简体   繁体   中英

Parallel processing of arrays using ExecutorService and arrayCopy()

I have a variety of different algorithms which are each resource intensive, and which each have to be processed on millions of inputs. I would like to divide the inputs into blocks, then have the blocks processed in parallel, and then finally have the results assembled into a single output array in correct order.

I have been doing research on the matter, and the consensus seems to be that I should use ExecutorService and arraycopy() . However, I am not sure how to determine the optimal number of threads to create, and I do not know how to structure the code in a way that eliminates the risk of bugs. It would be nice if I knew that each thread was terminated after it creates its resulting array. Finally, the code I wrote below is also giving me a null pointer error.

Can some of you please edit the code below so that it accomplishes my above stated goals as fast as possible, while eliminating the risk of bugs? It would be nice if the code below could run in 5 or 10 milliseconds. The random numbers in the array are nothing more than placeholders to serve as a benchmark to compare threading options. I do not need to optimize the random number generation because my actual algorithms have nothing to do with random number generation. Here is my work in process:

import java.util.Random;
import java.util.concurrent.ExecutorService;
import java.util.concurrent.Executors;

public class ParallelArrays {
    private static final int numJobs = 5;
    static int numElements = 1473200;
    static int blockSize = 300000;
    static int remaining;
    String number;
    static int[][] data2D = new int[numJobs][];
    static int[] data1D;
    static int size;
    static int currIdx;

    public static void main(String args[]) {
        long startTime = System.currentTimeMillis();
        remaining = numElements-blockSize;
        // create a pool of threads, 10 max jobs will execute in parallel
        ExecutorService threadPool = Executors.newFixedThreadPool(10);
        // submit jobs to be executing by the pool
        for (int i = 0; i < numJobs; i++) {
            currIdx = i;
            System.out.println("This coming iteration would leave us with remaining, blockSize: "+remaining+", "+blockSize);
            if(remaining>=0){System.out.println("blockSize is: "+blockSize);}
            else{
                blockSize = (blockSize+remaining);
                remaining = 0;
                System.out.println("else blockSize is: "+blockSize);
            }
            System.out.println("After iteration, remaining, blockSize are: "+remaining+", "+blockSize);
            threadPool.submit(new Runnable() {
                public void run() {
                    Random r = new Random();
                    data2D[currIdx] = new int[blockSize];
                    for(int j=0;j<data2D[currIdx].length;j++){
                        data2D[currIdx][j] = r.nextInt(255)*r.nextInt(255)*r.nextInt(255);
                    }
                }
            });
            remaining -= blockSize;
        }
        //Now collapse data2D into a 1D array
        data1D = new int[numElements];
        int startPos = 0;
        for(int k=0;k<numJobs;k++){
            System.out.println("startPos is: "+startPos);
            //arraycopy(Object src, int srcPos, Object dest, int destPos, int length);
            System.out.println("k is: "+k);
            System.out.println("data2D[k].length is: "+data2D[k].length);
            System.arraycopy(data2D[k], 0, data1D, startPos, data2D[k].length);
            startPos += data2D[k].length;
        }
        threadPool.shutdown();
        System.out.println("Main thread exiting.");
        long endTime = System.currentTimeMillis();
        System.out.println("Elapsed time is: "+(endTime-startTime));
    }
}  

SECOND EDIT:

In response to Ralf H's suggestions, I have edited my code as follows.

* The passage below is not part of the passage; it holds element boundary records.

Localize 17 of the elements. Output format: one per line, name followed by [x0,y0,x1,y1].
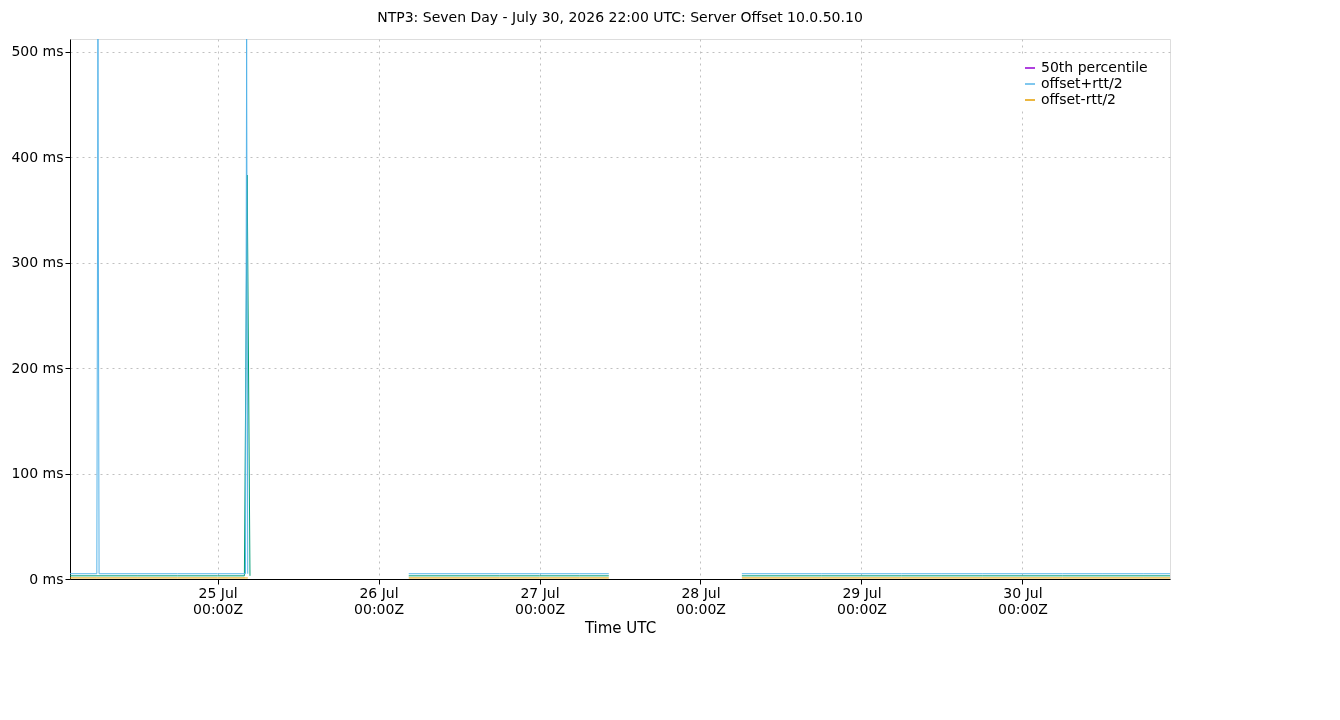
legend-label: offset+rtt/2 [1041,75,1123,91]
y-tick-label: 100 ms [11,465,64,482]
y-tick-label: 0 ms [29,570,64,587]
y-tick-label: 400 ms [11,148,64,165]
legend-label: offset-rtt/2 [1041,91,1117,107]
x-tick-label: 25 Jul 00:00Z [193,584,244,617]
x-axis-title: Time UTC [583,618,657,637]
y-tick-label: 200 ms [11,359,64,376]
y-tick-label: 300 ms [11,254,64,271]
legend-label: 50th percentile [1041,59,1148,75]
x-tick-label: 27 Jul 00:00Z [515,584,565,617]
y-tick-label: 500 ms [11,43,64,60]
x-tick-label: 30 Jul 00:00Z [997,584,1048,617]
chart-title: NTP3: Seven Day - July 30, 2026 22:00 UTC: Server Offset 10.0.50.10 [377,8,863,25]
x-tick-label: 28 Jul 00:00Z [676,584,726,617]
x-tick-label: 26 Jul 00:00Z [354,584,405,617]
x-tick-label: 29 Jul 00:00Z [836,584,887,617]
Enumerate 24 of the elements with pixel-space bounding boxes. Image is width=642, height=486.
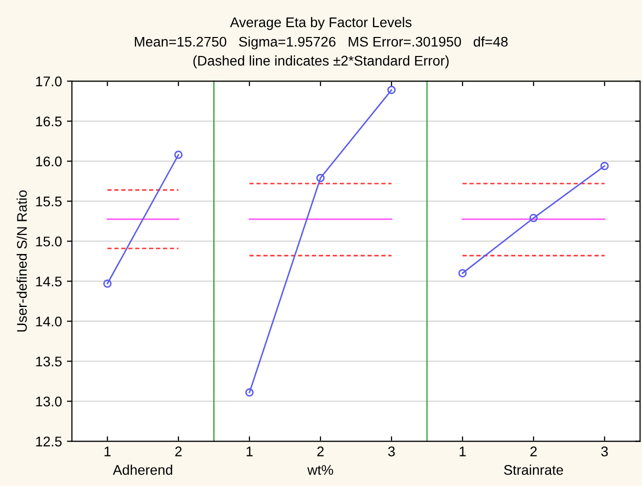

It is still throwing the same null pointer exception, which I will include again below. I would much appreciate any help rewriting this code so that it runs correctly without throwing the null pointer exception:

package myPackage;

import java.util.Random;
import java.util.concurrent.ExecutorService;
import java.util.concurrent.Executors;

public class ParallelArrays {
    private final static int numJobs = 5;
    static int numElements = 1473200;
    static int blockSize = 300000;
    static int remaining;
    String number;
    static int[][] data2D = new int[numJobs][];
    static int[] data1D;
//  static int size;
    static int currIdx;
    static int numAdded = 0;

    public static void main(String args[]) {runAlgorithm();}

    static void runAlgorithm(){
        long startTime = System.currentTimeMillis();
        remaining = numElements-blockSize;
        ExecutorService threadPool = Executors.newFixedThreadPool(10);
        for (int i = 0; i < numJobs; i++) {// submit jobs to be executing by the pool
            currIdx = i;
            if(remaining<0){//last block will be smaller than the rest
                blockSize = (blockSize+remaining);
                remaining = 0;
            }
            final int fCurrIdx = i;
            threadPool.submit(new Runnable() {
                public void run() {
                    Random r = new Random();
                    data2D[fCurrIdx] = new int[blockSize];
                    System.out.println("fCurrIdx is: "+fCurrIdx);
                    for(int j=0;j<data2D[fCurrIdx].length;j++){
                        data2D[fCurrIdx][j] = r.nextInt(255)*r.nextInt(255)*r.nextInt(255);
                    }
                    numAdded += 1;
                }
            });
            remaining -= blockSize;
        }
        //Now collapse data2D into a 1D array
        data1D = new int[numElements];
        System.out.println("numAdded, data2D.length is: "+numAdded+", "+data2D.length);
        int startPos = 0;
        for(int k=0;k<numJobs;k++){
            System.out.println("startPos is: "+startPos);
            //arraycopy(Object src, int srcPos, Object dest, int destPos, int length);
            System.out.println("k, data2D["+k+"].length are: "+k+", "+data2D[k].length); // NullPointerException here
            System.arraycopy(data2D[k], 0, data1D, startPos, data2D[k].length);
            startPos += data2D[k].length;
        }
        threadPool.shutdown();
        System.out.println("Main thread exiting.");
        long endTime = System.currentTimeMillis();
        System.out.println("Elapsed time is: "+(endTime-startTime));
    }
}  

Here is the stack trace for the null pointer error being thrown by the revised code:

Exception in thread "main" java.lang.NullPointerException  
    at myPackage.ParallelArrays.runAlgorithm(ParallelArrays.java:52)  
    at myPackage.ParallelArrays.main(ParallelArrays.java:19)  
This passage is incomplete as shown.